Washington's endurance strategy depended on one condition: the army had to survive. That condition is worth keeping in mind as the United States wages war against Iran in the spring of 2026.
When this piece was first drafted, the US-Iran confrontation looked like a recognizable asymmetric contest. Iran possessed missiles, drones, and regional proxy networks designed to complicate and prolong any conflict with a technologically superior adversary. The strategic logic seemed familiar: not battlefield dominance but cumulative cost and political attrition.
Events since February 28 have, if anything, deepened the parallel.
US and Israeli forces launched surprise airstrikes killing Supreme Leader Khamenei and numerous other Iranian officials. Iran's missiles, nuclear infrastructure, air defenses, navy, and proxy command networks have all been severely degraded. Yet US intelligence assessments suggest Iran's regime will likely remain in place, weakened but more hard-line, with the IRGC exerting greater control. Atlantic Council analysts warn that Iran's long history of asymmetric conflict suggests the kinetic portion of this war could be just a start.
Washington lost battles, too. He kept fighting.
This is where Washington's lesson bites hardest.
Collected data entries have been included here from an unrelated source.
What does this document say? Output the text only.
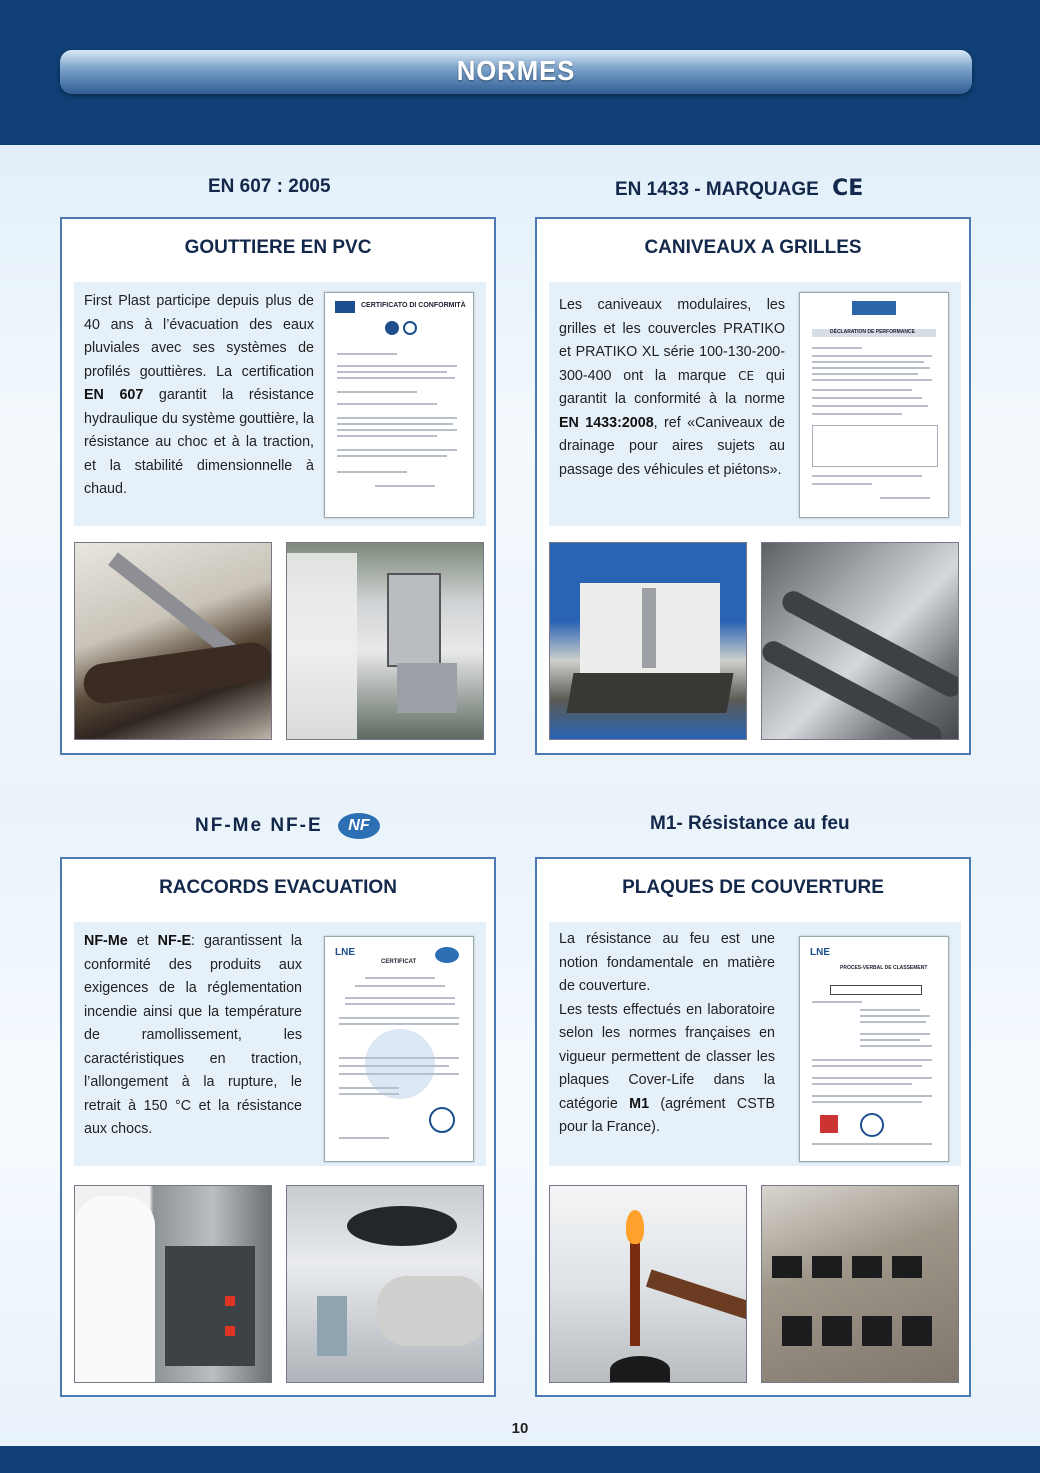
NORMES
EN 607 : 2005	EN 1433 - MARQUAGE CE
NF-Me NF-E NF	M1- Résistance au feu
GOUTTIERE EN PVC
First Plast participe depuis plus de 40 ans à l’évacuation des eaux pluviales avec ses systèmes de profilés gouttières. La certification EN 607 garantit la résistance hydraulique du système gouttière, la résistance au choc et à la traction, et la stabilité dimensionnelle à chaud.
CERTIFICATO DI CONFORMITÀ
CANIVEAUX A GRILLES
Les caniveaux modulaires, les grilles et les couvercles PRATIKO et PRATIKO XL série 100-130-200-300-400 ont la marque CE qui garantit la conformité à la norme EN 1433:2008, ref «Caniveaux de drainage pour aires sujets au passage des véhicules et piétons».
DÉCLARATION DE PERFORMANCE
RACCORDS EVACUATION
NF-Me et NF-E: garantissent la conformité des produits aux exigences de la réglementation incendie ainsi que la température de ramollissement, les caractéristiques en traction, l’allongement à la rupture, le retrait à 150 °C et la résistance aux chocs.
LNE
CERTIFICAT
PLAQUES DE COUVERTURE
La résistance au feu est une notion fondamentale en matière de couverture.
Les tests effectués en laboratoire selon les normes françaises en vigueur permettent de classer les plaques Cover-Life dans la catégorie M1 (agrément CSTB pour la France).
LNE
PROCES-VERBAL DE CLASSEMENT
10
The British did not lose because Washington outfought them. They lost because they could not end the war on terms that justified its cost. Destroying Iran's conventional military resolves one question and immediately raises another: what does strategic closure actually look like, and is the United States prepared for the long, irregular campaign that may follow the airstrikes?
That question, as of this writing, has no public answer.
Strategic success is not always about imposing outcomes. Sometimes it is about denying them.
Washington's campaign offers a reminder that wars can turn not on moments of victory but on the refusal to accept defeat.
Some conflicts are not decided by who wins but by who cannot be defeated.
Edward Saltzberg is the Executive Director of the Security and Sustainability Forum and writes The Stability Brief.